Wynn Resorts has reported a significant increase in revenue during the third quarter of 2023, with a total of $1.67bn. This represents an 87.9% increase from the same period last year. The rise in revenue can be attributed to the spike in revenue in Macau, where both the Wynn Palace and Wynn Macau properties reported substantial growth. This growth followed the relaxing of Covid measures in the region, allowing VIP and high-value customers to return.
Wynn Resorts expects continued growth in Macau, but also sees growth opportunities in other markets, including the United Arab Emirates. The construction work continues on the Wynn Al Marjan Island, an integrated resort project on the man-made Al Marjan Island in the Emirate of Ras Al-Khaimah. The venture is estimated to cost about $3.90bn, making it one of the most exciting new market openings in decades, according to CEO Craig Billings.

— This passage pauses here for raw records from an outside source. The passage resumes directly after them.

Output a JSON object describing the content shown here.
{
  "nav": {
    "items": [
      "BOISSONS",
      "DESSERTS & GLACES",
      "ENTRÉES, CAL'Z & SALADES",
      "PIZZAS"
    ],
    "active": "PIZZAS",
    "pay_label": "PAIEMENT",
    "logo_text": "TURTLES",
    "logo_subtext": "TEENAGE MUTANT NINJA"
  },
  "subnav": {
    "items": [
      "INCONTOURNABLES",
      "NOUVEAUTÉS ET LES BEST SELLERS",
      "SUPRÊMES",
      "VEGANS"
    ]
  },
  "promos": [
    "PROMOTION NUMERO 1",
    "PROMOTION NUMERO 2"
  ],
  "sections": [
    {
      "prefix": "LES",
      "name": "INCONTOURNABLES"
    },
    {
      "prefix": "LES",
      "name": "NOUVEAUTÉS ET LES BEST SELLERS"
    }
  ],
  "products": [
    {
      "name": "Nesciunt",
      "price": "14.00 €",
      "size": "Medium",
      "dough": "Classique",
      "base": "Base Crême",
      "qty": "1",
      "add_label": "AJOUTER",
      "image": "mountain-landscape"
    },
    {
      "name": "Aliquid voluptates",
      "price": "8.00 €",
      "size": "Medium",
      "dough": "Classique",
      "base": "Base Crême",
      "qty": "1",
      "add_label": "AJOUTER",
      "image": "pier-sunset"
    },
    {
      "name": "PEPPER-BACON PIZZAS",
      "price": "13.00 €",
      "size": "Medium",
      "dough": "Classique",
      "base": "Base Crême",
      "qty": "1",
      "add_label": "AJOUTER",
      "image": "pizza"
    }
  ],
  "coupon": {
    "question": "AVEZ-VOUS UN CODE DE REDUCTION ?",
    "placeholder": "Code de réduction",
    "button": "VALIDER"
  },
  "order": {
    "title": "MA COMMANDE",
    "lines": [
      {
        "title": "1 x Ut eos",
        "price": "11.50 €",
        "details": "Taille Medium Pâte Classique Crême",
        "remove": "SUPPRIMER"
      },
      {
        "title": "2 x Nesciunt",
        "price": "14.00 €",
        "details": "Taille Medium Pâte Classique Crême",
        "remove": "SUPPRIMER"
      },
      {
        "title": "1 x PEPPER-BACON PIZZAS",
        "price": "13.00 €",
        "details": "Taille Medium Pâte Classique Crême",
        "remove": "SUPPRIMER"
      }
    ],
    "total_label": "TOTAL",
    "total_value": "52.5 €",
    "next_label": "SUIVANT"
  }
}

In Macau, Wynn Palace posted $524.8m in total Q3 revenue, an increase of 597.9% from last year. Wynn Macau also saw revenue skyrocket by 630.2% following the easing of Covid-19 rules. However, the full reopening of the Macau market led to higher costs at Wynn, with total operating costs reaching $1.61bn, a 70.7% increase year-on-year.
In the United States, Las Vegas operations generated $619.0m in revenue during Q3, a 13.7% increase from the same period last year. Meanwhile, the Encore Boston Harbor saw a slight dip in revenue, down 0.7% year-on-year to $210.4m.
Looking at Wynn’s year-to-date performance, revenue in the nine months to 30 September was 70.5% higher at $4.69bn. Operating costs climbed 42.6% to $4.21bn, resulting in a pre-tax profit of $11.0m, compared to a loss of $672.6m from the previous year.
Overall, Wynn Resorts’ Q3 results reflect continued strength across their property portfolio and have set the stage for potential growth and expansion in Macau, the United Arab Emirates, and other markets.